Certamente, a escolha do perfil dos “territórios culturais”, e seus sistemas componentes, deve ser uma opção que nasce da escolha social e de decisões participativas e compartilhadas. Guararapes tem várias narrativas (atributos), e várias perspectivas dessa narrativa (caraterísticas). A escolha deve se formalizar no momento da inscrição.
O esforço empreendido por uma rede de atores visando à incorporação efetiva dos valores culturais de uma paisagem, ou bem de interesse cultural, nas ações e atividades por eles desenvolvidas naquele território, com vista a sua preservação e gestão, deveria se aplicar para qualquer iniciativa que vise proteger, defender, difundir ou simplesmente reconhecer o patrimônio cultural brasileiro.

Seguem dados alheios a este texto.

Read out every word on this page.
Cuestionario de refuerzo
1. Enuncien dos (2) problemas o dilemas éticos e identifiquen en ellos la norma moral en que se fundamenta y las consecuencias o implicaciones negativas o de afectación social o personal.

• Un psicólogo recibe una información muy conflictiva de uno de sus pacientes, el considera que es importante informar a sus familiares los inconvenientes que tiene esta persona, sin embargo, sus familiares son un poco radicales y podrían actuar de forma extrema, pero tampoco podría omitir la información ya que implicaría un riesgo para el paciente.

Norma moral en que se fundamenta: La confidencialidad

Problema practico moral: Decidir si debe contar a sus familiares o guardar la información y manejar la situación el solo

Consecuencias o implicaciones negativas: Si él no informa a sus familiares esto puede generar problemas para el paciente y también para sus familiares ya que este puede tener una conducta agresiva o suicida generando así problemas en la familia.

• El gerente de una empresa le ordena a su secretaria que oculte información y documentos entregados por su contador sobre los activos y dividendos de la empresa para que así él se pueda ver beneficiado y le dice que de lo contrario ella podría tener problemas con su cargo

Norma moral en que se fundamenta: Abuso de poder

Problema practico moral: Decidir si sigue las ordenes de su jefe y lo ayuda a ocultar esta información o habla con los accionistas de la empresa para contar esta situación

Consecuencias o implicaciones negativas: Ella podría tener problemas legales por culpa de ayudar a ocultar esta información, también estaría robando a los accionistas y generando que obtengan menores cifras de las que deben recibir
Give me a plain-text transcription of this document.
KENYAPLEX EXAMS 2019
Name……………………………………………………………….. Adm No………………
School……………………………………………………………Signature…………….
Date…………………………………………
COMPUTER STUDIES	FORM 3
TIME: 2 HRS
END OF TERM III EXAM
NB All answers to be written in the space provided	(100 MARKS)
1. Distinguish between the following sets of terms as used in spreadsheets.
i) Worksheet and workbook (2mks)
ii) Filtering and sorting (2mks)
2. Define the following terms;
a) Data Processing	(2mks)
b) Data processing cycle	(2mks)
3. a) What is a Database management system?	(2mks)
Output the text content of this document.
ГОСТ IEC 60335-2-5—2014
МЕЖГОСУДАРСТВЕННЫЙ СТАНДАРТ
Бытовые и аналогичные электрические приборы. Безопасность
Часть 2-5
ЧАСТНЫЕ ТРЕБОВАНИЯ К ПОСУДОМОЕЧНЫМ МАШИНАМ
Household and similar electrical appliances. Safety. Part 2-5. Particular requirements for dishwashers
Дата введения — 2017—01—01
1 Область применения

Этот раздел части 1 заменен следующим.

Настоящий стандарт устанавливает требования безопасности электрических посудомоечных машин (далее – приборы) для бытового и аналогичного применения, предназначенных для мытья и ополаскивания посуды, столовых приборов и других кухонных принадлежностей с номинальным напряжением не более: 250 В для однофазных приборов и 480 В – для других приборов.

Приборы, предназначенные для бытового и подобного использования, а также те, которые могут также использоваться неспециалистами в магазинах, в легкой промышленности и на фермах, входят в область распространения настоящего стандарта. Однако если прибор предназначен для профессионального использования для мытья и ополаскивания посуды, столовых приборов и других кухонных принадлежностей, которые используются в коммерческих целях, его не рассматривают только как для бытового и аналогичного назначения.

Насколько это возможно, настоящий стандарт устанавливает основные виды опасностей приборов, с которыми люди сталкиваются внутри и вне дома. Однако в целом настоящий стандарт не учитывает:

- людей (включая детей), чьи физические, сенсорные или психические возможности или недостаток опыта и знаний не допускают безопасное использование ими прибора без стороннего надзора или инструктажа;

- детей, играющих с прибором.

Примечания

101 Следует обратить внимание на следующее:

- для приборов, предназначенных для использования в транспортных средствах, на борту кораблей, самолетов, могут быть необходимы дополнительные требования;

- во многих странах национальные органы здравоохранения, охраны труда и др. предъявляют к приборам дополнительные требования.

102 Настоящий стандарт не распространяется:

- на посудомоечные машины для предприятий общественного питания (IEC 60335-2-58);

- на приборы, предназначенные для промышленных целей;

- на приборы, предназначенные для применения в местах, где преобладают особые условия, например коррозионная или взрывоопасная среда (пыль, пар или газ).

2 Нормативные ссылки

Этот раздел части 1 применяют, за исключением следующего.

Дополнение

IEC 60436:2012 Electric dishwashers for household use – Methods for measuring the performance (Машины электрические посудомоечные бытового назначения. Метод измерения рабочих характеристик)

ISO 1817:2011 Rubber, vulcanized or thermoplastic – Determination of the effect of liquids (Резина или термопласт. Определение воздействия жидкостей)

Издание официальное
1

Para isso deveremos caracterizar o território e suas diferentes paisagens componentes, desde a perspectiva natural e cultural, e relacionar de forma explicita os valores,
atributos e caraterísticas nele contidos. Em segundo lugar deveríamos propor a conformação de pactos em prol da preservação assim como o comprometimento efetivo dos atores envolvidos com a execução de um plano de gestão coletivamente formulado. Esse posicionamento deveria ser aplicado em qualquer tipo de patrimônio cultural, de forma isolada, ou a través de sistemas territoriais ou de territórios culturais (paisagens em termos da Chancela).